1) Reduce ELSS Commission.
2) Stop Trail in Mutual Fund as it forms a heavy part.

0.5% trail beomces 10% trail after 20 year if money do not grow.

So trail amount is

0.5,1, 1.5 by paying same amount every year it goes to 8.5,9.0, 10.0%.

Indurance commission in Most ULIP is

12, 2, 2% on Higher side and than 1%.

So who charges more please count?

Who is for investor please reply.?

I do both and I know that I am getting more money from mutual Fund than Insurance.

But ultimate Goal of all investor is " Sukh-Shanti and Peac". Only given by Insurance.

India is a country where more pursuasion is required.

So Agent geting high-low income is better than mutual fund payout of Low-High.

3) Give free switching in ELSS.
4) All plan passed by SEBI with Insurance (SIP) has an exit load and that is heavy why so?

Can SEBI Explain. It is done by their own body.

Let SEBI explain all this.

Court is going to ask many things.

Investor benefit is surely in ULIP than conventional plan .

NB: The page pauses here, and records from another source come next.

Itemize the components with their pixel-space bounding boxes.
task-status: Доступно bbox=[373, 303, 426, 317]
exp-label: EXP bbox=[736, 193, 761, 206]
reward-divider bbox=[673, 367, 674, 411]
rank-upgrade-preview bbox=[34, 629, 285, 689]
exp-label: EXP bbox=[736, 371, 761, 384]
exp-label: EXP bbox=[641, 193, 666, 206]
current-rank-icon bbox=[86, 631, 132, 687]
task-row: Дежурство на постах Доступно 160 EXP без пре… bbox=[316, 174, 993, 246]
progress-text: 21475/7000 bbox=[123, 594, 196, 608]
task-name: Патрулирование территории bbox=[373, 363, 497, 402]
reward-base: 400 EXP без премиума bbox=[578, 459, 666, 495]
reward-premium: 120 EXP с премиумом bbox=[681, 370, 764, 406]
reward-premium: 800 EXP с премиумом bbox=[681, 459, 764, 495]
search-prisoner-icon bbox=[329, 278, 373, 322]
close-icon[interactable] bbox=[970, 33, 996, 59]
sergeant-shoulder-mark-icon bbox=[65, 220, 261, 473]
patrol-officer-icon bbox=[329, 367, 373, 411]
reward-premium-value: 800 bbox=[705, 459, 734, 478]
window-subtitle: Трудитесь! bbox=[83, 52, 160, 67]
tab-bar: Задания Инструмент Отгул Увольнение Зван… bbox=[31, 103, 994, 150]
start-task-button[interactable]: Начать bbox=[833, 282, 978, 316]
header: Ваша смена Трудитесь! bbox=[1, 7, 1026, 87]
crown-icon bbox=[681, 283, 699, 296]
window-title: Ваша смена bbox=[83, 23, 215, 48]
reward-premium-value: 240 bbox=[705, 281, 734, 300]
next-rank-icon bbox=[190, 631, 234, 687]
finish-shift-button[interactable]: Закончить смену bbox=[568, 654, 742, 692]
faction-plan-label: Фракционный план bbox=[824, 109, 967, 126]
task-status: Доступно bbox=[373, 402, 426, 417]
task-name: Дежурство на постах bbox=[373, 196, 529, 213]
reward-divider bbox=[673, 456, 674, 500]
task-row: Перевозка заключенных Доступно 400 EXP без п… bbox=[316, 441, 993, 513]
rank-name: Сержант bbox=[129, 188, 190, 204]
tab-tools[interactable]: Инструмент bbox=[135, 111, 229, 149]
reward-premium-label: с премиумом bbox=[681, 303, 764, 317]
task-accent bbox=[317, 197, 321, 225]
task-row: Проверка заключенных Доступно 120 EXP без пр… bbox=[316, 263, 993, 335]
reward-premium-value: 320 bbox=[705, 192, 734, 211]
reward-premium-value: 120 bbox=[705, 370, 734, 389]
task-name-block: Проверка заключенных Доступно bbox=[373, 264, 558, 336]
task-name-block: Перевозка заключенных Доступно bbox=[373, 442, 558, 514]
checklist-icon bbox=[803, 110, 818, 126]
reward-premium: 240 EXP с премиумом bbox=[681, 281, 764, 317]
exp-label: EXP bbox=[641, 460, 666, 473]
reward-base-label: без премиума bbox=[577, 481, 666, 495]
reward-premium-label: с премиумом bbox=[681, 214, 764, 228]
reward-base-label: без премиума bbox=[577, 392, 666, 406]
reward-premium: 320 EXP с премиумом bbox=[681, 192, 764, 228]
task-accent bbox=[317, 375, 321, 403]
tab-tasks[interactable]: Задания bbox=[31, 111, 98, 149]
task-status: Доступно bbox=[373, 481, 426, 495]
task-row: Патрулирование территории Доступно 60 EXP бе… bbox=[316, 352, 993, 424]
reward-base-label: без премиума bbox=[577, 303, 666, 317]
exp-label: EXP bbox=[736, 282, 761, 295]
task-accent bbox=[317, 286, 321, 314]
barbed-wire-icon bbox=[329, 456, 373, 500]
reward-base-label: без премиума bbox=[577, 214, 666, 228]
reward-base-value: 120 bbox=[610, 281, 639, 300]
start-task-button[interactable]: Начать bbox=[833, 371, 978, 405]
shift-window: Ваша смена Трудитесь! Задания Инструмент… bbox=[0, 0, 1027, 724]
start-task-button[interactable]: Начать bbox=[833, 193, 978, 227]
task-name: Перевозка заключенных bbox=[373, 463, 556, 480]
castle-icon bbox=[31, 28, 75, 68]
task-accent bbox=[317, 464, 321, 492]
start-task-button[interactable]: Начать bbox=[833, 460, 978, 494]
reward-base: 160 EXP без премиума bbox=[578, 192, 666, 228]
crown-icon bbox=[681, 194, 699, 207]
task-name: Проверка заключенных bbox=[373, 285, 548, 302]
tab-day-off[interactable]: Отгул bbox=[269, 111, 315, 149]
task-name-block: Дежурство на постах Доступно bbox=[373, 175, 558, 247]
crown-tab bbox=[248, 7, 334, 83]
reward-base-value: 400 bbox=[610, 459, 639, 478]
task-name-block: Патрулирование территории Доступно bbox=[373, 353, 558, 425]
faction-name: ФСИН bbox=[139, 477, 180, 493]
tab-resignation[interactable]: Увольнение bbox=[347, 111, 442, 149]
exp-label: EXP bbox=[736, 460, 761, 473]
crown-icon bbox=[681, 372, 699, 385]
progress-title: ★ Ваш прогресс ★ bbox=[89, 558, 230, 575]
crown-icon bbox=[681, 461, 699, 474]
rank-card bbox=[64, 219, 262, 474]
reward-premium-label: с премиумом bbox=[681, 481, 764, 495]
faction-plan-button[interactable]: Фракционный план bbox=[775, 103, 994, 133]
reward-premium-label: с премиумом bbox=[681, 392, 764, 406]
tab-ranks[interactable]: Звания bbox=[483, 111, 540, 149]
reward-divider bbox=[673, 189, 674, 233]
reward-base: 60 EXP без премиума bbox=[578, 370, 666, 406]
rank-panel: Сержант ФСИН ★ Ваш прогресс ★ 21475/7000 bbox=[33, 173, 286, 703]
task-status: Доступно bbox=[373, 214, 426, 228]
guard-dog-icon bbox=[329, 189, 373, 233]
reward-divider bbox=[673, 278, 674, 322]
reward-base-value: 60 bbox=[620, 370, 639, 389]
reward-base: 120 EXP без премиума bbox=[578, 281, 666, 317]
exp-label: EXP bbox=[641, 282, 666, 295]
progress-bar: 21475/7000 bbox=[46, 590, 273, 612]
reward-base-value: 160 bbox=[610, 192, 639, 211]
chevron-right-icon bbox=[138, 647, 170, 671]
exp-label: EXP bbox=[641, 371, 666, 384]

Any fool person also can know this. So who are we fooling right now?

1 decade ago
I congratulate SEBI & Mr. Bhave for a just action, nevertheless it is late.Even LIC ULIP schemes are charging 30% on NAV at the time of redumption for non life schemes, which is highly objectionable compared to appro. 4% on Mutual Funds.Why this disparity ?
Be bold Mr. Bhave even to fight Finance Minister Investors are behind you.We fill that there is a nexus between Political party & IRDA.
1 decade ago
its after a long time that some body is taking care of people,s hard earned money.The luxerious offices and foriegn trips are a part of the hefty allocation charges deducted from the premiums.
1 decade ago
why IRDA and insurance cos are worry about the SEBI registration? for a lay man Life insurance cos are there to give coverage of human life value which will benefit the dependants on the death of the policy holder. Ethically insurance cos. should not involved in money making (taking investmnet risk)business for themselves or for the public.
Thus if IRDA & life insurance cos. really want to benefit the people of INDIA , they should promote only term insurances or low cost insurances with a savings approach not with an aim to high risk investment opportunities with low insurance coverage.
Dillip Swain
1 decade ago
IRDA & ISI they both want to destroy this country. ulip sold as investment by banks and agents with entry load of 20% and more. Overseas trip to agents and bank officials who exploited, cheated common man retired persons, widows .IRDA with the nexus of life insurance companies allowed and trying to exploit people of the country. The strong lobby at ministry of finance shown clearly today by irda at the cost of investor.
IRDA working like ISI to destroy the peoples money by roping to ULIP.

SEBI's move is right.
sumitra swain
1 decade ago
1 decade ago
IRDA wants to exploit the common investor to be trapped and ruined by the ULIP by giving 20 TO 80% entry load why not promoting term plan its all about brokrage revenue profit and thats why a strong lobby behind IRDA
1 decade ago
SEBI is right. IRDA has allowed rampant mis-selling and rapacious fees, acting like a promoter instead of a regulator. MFs and ULIPs need to have identical rules as far as the investment aspect is concerned. In addition, ULIPs need to comply with insurance regulations for the insurance component.